Reaksi Terhadap Kebijakan Pintu Terbuka


Berdasarkan kebijakan tanam paksa dan pintu terbuka muncul beberapa kritikan dari
berbagai pihak. Para kaum humanis secara lantang menentang praktik eksploitasi.
Penderitaan rakyat Indonesia memicu Broosshoft dan Theodore van Deventer mengkritik
kebijakan tersebut yang intinya menuntut pemerintah kolonial agar memperhatikan dan
mensejahterakan masyarakat pribumi.  Kritik van Deventer mempengaruhi politik balas budi
atau yang dikenal dengan Politik Etis.

Politik Etis
Dalam pidatonya Ratu Wihelmina pada tanggal 17 September 1901 menyatakan
Pemerintah Belanda memiliki panggilan moral terhadap kaum pribumi yang kemudian
menjadi mometum kelahiran Politik Etis yang kemudian menuangkannya dalam TRIAS
VAN DEVENTER yang meliputi:
a.       Irigasi, yaitu membangun dan memperbaiki pengairan dan bendungan untuk keperluan
pertanian.
b.      Edukasi, yaitu menyelenggarakan pendidikan.
c.       Migrasi, yaitu menyeimbangkan kepadatan jumlah penduduk.
Dalam bidang politik, para penggagas Politik Etis mendesak diberlakukannya kebijakan
desentralisasi dari Den Haag-Batavia-ke daerah-daerah dengan maksud memberikan ruang,
peran serta kesempatan bai orang-orang Indonesia untuk memikirkan nasib dan masa
depannya sendiri dengan melibatkan mereka dalam dewan-delwan lokal seperti peningkatan
peran pribumi melalui pembentukan Volkstraad/dewan rakyat (1916-1941).

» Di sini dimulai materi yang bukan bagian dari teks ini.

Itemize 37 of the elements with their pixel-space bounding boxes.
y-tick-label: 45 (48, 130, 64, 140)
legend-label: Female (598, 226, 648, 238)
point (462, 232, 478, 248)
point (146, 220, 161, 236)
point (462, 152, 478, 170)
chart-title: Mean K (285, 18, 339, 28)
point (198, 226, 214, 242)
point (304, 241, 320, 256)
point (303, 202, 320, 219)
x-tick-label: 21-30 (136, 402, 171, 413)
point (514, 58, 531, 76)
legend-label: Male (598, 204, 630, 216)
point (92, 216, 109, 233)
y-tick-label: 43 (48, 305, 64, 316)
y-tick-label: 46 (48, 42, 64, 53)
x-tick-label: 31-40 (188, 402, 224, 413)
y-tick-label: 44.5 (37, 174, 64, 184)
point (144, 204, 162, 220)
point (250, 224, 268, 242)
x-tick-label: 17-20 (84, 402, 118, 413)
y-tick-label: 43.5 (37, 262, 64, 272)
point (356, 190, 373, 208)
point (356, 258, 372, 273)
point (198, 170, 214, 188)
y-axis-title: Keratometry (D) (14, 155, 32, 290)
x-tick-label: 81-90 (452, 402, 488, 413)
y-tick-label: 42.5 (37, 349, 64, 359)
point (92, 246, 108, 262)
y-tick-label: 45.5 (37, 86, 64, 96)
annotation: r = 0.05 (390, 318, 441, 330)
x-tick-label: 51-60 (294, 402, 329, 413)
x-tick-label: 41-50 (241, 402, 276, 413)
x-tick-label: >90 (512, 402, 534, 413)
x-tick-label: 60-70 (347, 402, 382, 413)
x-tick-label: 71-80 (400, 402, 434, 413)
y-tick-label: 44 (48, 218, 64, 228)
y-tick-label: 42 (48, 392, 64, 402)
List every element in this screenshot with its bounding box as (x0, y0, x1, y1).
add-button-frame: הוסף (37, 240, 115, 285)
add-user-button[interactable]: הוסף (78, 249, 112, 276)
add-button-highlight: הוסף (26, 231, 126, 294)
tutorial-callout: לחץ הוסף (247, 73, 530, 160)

Namun pelaksanaak politik etis terdapat banyak penyimpangan seperti:
         Irigasi : hanya mengaliri ke tanah perkebunan milik swasta bukan ke tanah-tanah milik
rakyat.
         Edukasi: rakyat hanya belajar sampai kelas 2 sekolah dasar dan bertujuan untuk
mendapatkan tenaga administrasi yang murah. Oleh karena itu pendidikan mendorong
munculnya sekolah nonpemerintah seperti Taman Siswa (Ki Hajar Dewantoro),
Muhamadiyah (Ahmad Dahlan) serta pendidikan untuk kaum perempuan oleh R.A
Kartini.
         Migrasi: perpindahan penduduk ternyata ditujukan kepada rakyat untuk menjadi tenaga
penggarap perkebunan milik swasta dan pengusaha Belanda.
Pada akhirnya politik etis memunculkan kaum-kaum terpelajar dari kaum bangsawan
yang mempunyai nasionalis yang pada akhirnya menjadi pelopor pergerakan nasional seperti
Dr. Soetomo dan Dr. Wahidin Sudirohusodo yang kemudian membentuk Oerganisasi
pergerakan nasional yaitu Boedi Utomo pada tanggal 20 Mei 1908, tanggal itulah sampai
sekarang diperingati sebagai hari Kebangkitan Nasional.